Before you review a single proposal, get clear on your priorities. A good ag operator:

  • Has demonstrated farming experience in your region and with your soil types
  • Has financial stability to meet lease obligations even in a down year
  • Communicates clearly and responds promptly
  • Respects the land — doesn't strip it, doesn't cut corners on conservation practices
  • Has a track record you can verify

Red flags to watch for:

  • Vague answers about equipment, financing, or farming history
  • Unwillingness to provide references
  • Pressure to sign quickly
  • Requests for unusual lease terms upfront (unusually long terms, deferred payments)

How to Vet a Farm Tenant

Step 1: Ask for a farming history

Request a summary of what they've farmed, for how long, and under what terms. Ask specifically about previous landlord relationships.

Step 2: Get references — and call them

Ask for two or three prior landlords and actually call. Ask: Did they pay on time? Did they maintain the property? Would you lease to them again?

Step 3: Run a credit check

You're extending credit when you lease land. Ask the operator to consent to a basic credit review. Most serious operators won't object.

Step 4: Verify their equipment and operation

Do they own or lease their equipment? Do they have sufficient capacity to farm your acreage within planting and harvest windows? An underequipped operator is a risk.

Step 5: Ask about their farming practices

What tillage approach do they use? How do they handle inputs — fertilizer, herbicides, pesticides? Do they follow any conservation practices? Your soil health is your long-term asset.

Structuring the Lease

A well-structured farm lease protects both parties and avoids disputes later.

Key terms to address:

Lease Duration

  • 1-year leases give you flexibility; multi-year leases give the operator stability to invest
  • Many ag leases run year-to-year with 6–12 month notice requirements for termination
  • Consider a trial year before committing to multi-year terms with a new operator

Rent Type

Cash Rent — fixed dollar amount per acre, paid annually or in installments. Predictable income regardless of crop yield or price.

Crop Share — landlord and operator split the crop (often 25–35% to landlord). You share in upside and downside. Requires more involvement from you.

Flexible Rent — base cash rent with a bonus tied to crop price or yield. A middle-ground option.

Payment Schedule

  • When is rent due? (Typically December 1 for the following crop year, or split between planting and harvest)
  • Penalties for late payment?
  • Acceptable payment methods?

Land Use and Conservation

  • What crops can be grown?
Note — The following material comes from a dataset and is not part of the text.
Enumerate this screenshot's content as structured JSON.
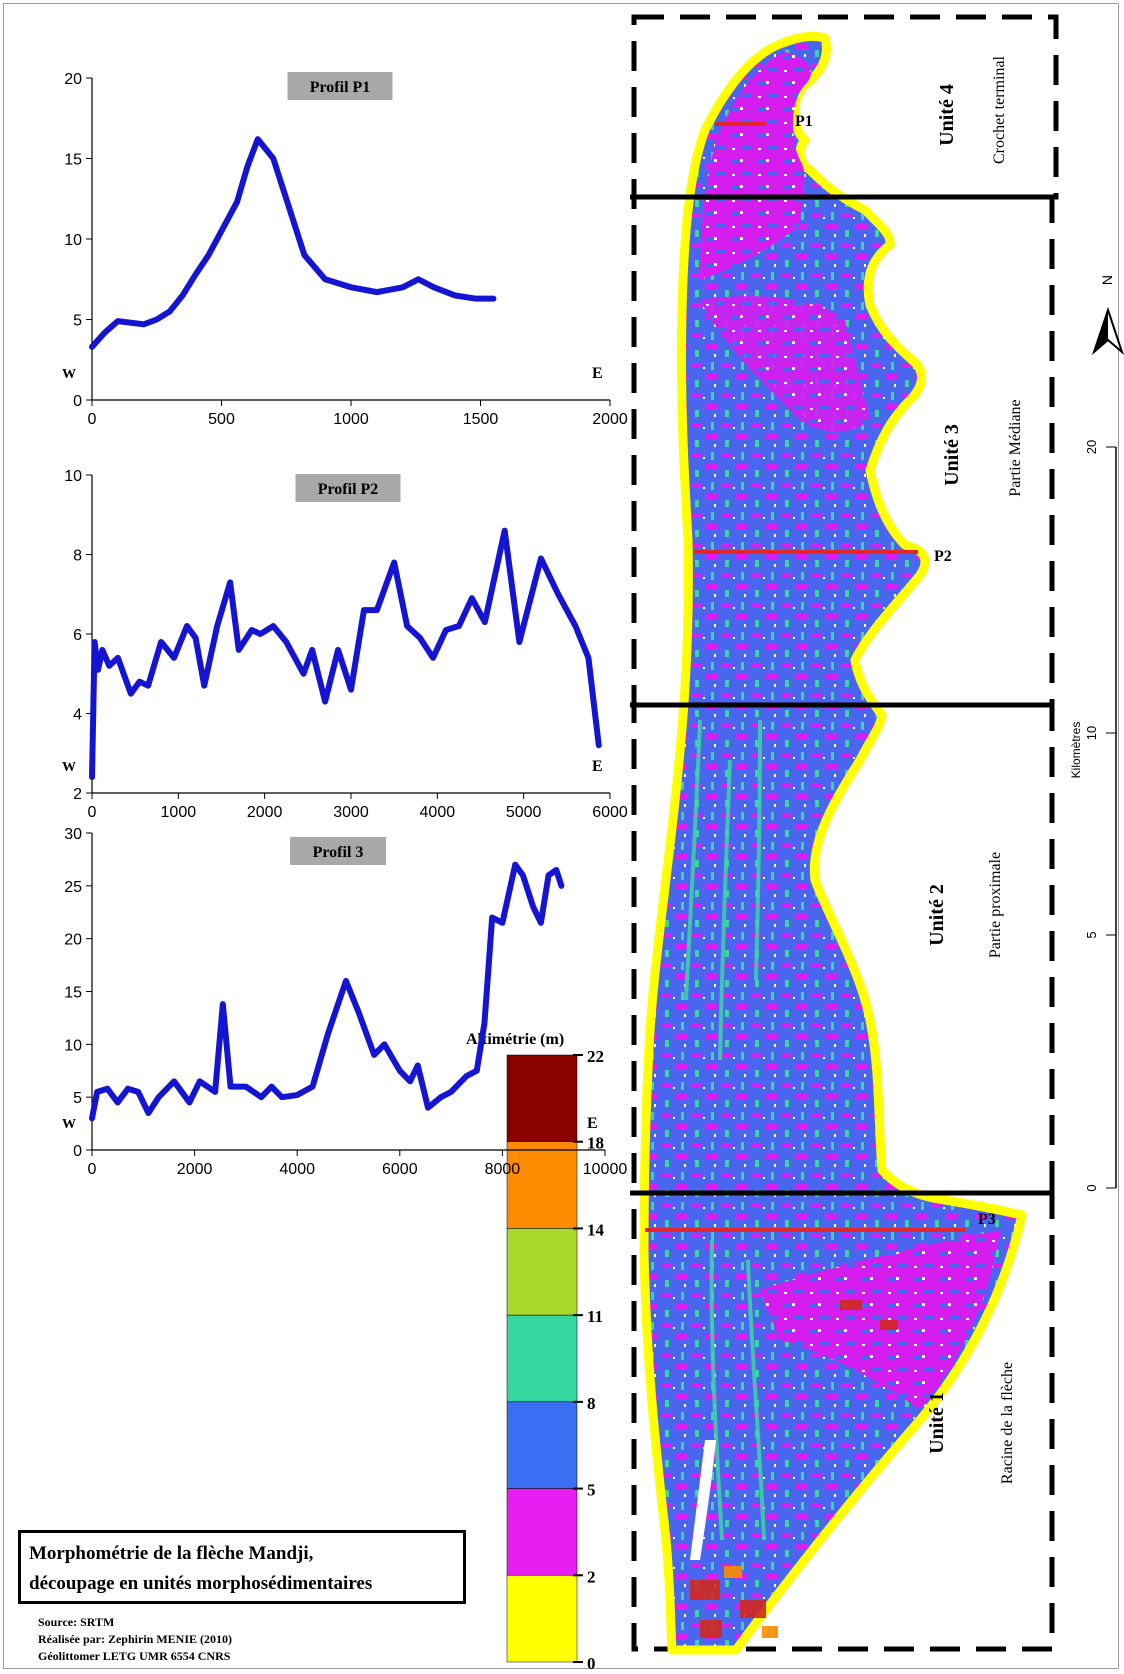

Are rotations required?
  • Are cover crops required or allowed?
  • Restrictions on tillage practices?
  • Who is responsible for maintaining drainage, fencing, terraces?

Improvements and Maintenance

  • Who pays for what? Operator improvements typically require written landlord approval
  • Who maintains roads, waterways, and structures?
  • What condition does land need to be returned in?

Termination

  • Notice required from either party
  • What happens to standing crops at termination?
  • Any buyout provisions for improvements the operator made?

Always Get It in Writing

A handshake deal is not a farm lease. Use a written agreement, even with someone you've known for years. BirdDog's lease framework covers the essential terms. For complex arrangements or high-value properties, have an agricultural attorney review the document before signing.

The lease is your protection. Make it thorough.